My code looks like this:

class ConvModel(nn.Module):
    def __init__(self, in_channels, out_channels, kernel_size, num_classes=0):
        self.c1 = nn.Conv2d(in_channels, out_channels, kernel_size)
    def forward(self, x):
        x = self.c1(x)
        return x

# Quantize the model
input_fp = torch.rand(1, input_height, input_width, input_channels)
model = ConvModel(input_channels, output_channels, kernel_size)

# Specify quantization configuration
# Start with simple min/max range estimation and per-tensor quantization of weights
model.qconfig = torch.ao.quantization.default_qconfig
torch.ao.quantization.prepare(model, inplace=True)

# Pseudo-Calibration

#Convert to quantized model
torch.ao.quantization.convert(model, inplace=True)

# Save the model.
torch.jit.save(torch.jit.script(model), "conv2d_model_scripted_quantized.pth")

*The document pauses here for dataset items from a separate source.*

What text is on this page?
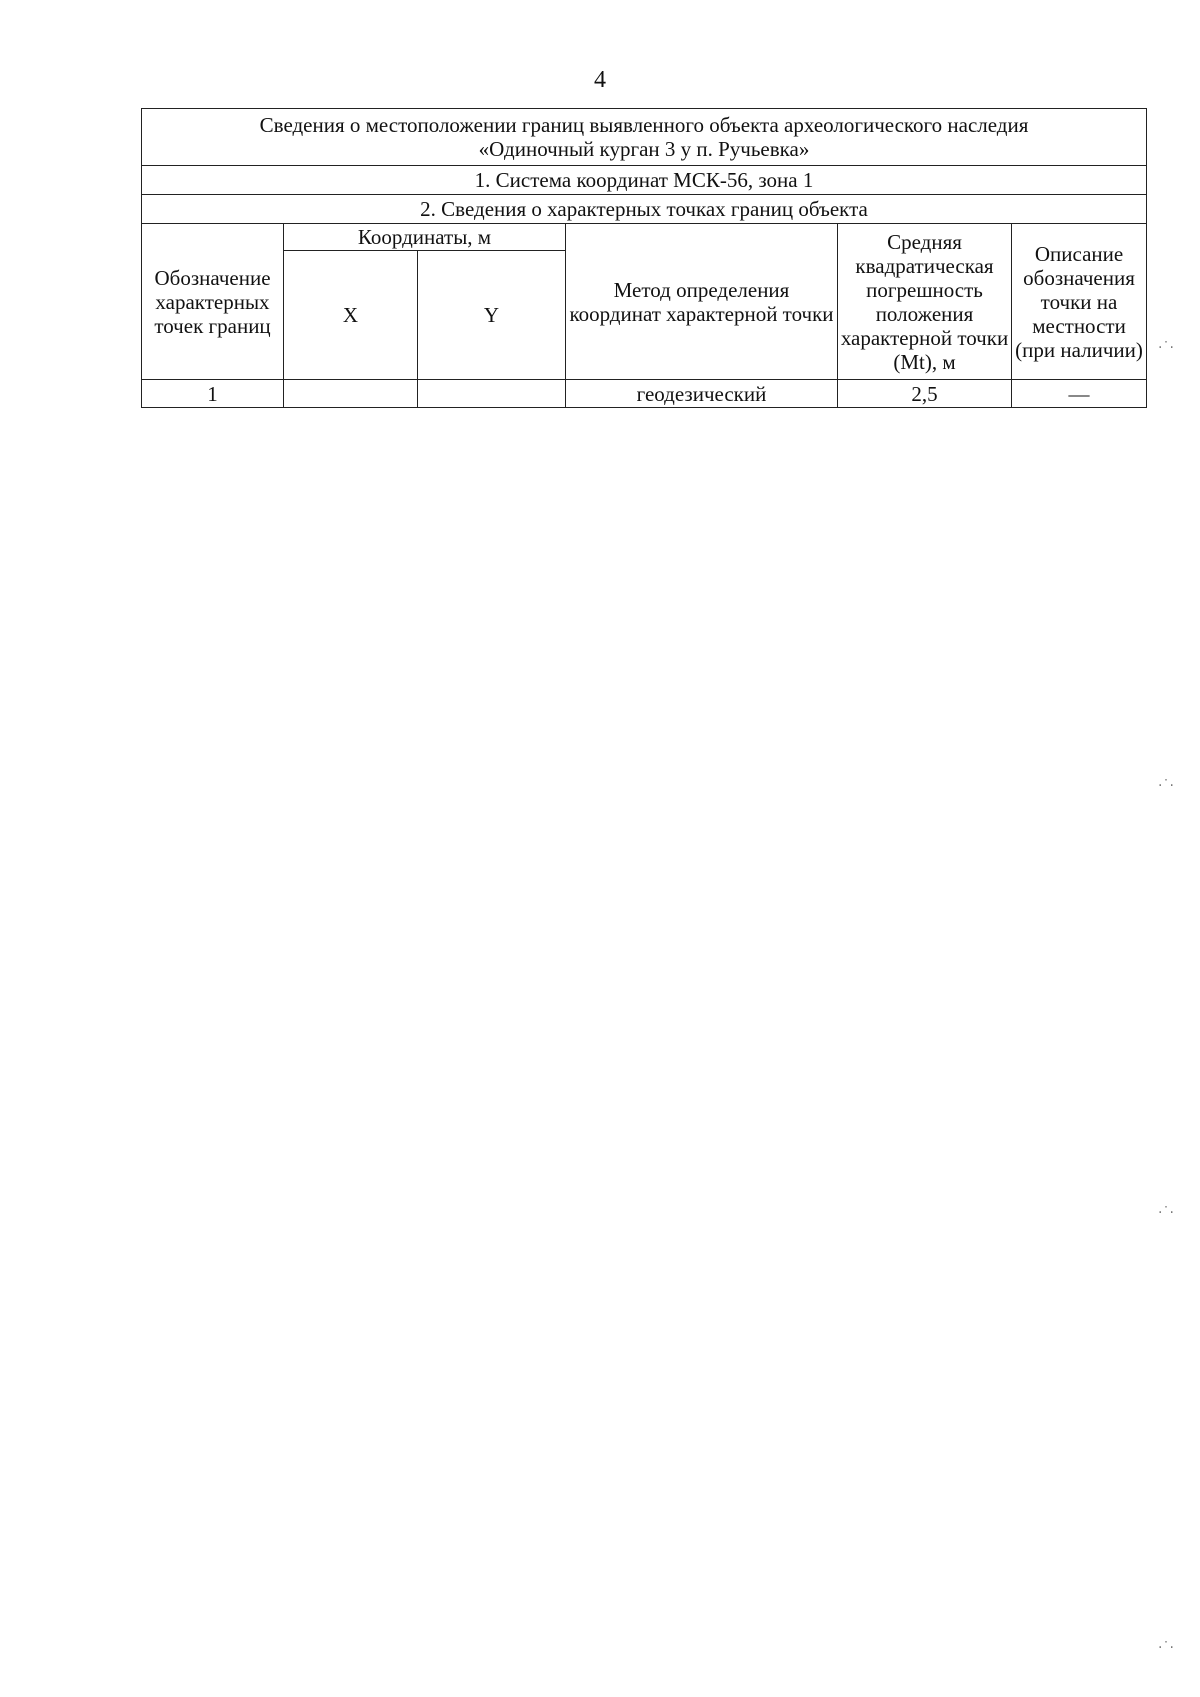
4
Сведения о местоположении границ выявленного объекта археологического наследия
«Одиночный курган 3 у п. Ручьевка»					

1. Система координат МСК-56, зона 1					
2. Сведения о характерных точках границ объекта					
Обозначение характерных точек границ	Координаты, м		Метод определения координат характерной точки	Средняя квадратическая погрешность положения характерной точки (Mt), м	Описание обозначения точки на местности (при наличии)
	X	Y			
1			геодезический	2,5	—
·˙·
·˙·
·˙·
·˙·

#Generate expected output data
input_matrix = torch.randint(0, 128, (1, input_channels, input_height, input_width), dtype=torch.int8)
expected_output = model(input_matrix)

With this, I get the following error message:

NotImplementedError: Could not run 'quantized::conv2d.new' with arguments from the 'CPU' backend. This could be because the operator doesn't exist for this backend, or was omitted during the selective/custom build process (if using custom build). If you are a Facebook employee using PyTorch on mobile, please visit https://fburl.com/ptmfixes for possible resolutions. 
'quantized::conv2d.new' is only available for these backends: [QuantizedCPU, QuantizedCUDA, BackendSelect, Python, FuncTorchDynamicLayerBackMode, Functionalize, Named, Conjugate, Negative, ZeroTensor, ADInplaceOrView, AutogradOther, AutogradCPU, AutogradCUDA, AutogradXLA, AutogradMPS, AutogradXPU, AutogradHPU, AutogradLazy, AutogradMeta, Tracer, AutocastCPU, AutocastCUDA, FuncTorchBatched, FuncTorchVmapMode, Batched, VmapMode, FuncTorchGradWrapper, PythonTLSSnapshot, FuncTorchDynamicLayerFrontMode, PythonDispatcher].

I want to perform full-integer quantization, as the hardware I want to deploy my model on only supports integer.
If I add the QuantStub layer I can at least run the model, but in that case the model wil assume that input, weight and bias are fp32. But for my use case I need all of these parameters to be available as int8.

Hi @Necrotos

This is because you are passing in a Tensor where the model is expecting a quantized Tensor.

Can you try quantizing your input tensor ahead of time using one of these functions? I believe that should work.

* torch.quantize_per_tensor(x, scale, zero_point, dtype)
* torch.quantize_per_channel(x, scales, zero_points, axis, dtype)
* torch.quantize_per_tensor_dynamic(x, dtype, reduce_range)

Thanks! With that, I can get rid of the QuantStub layers.
I have two follow-up questions regarding this approach, to prevent some follow-up issues:

  1. How do I get the correct scale and zero_point values?
  2. Is there a way to get my model to emit torch.uint8 or torch.int8 instead of the quint/qint variant?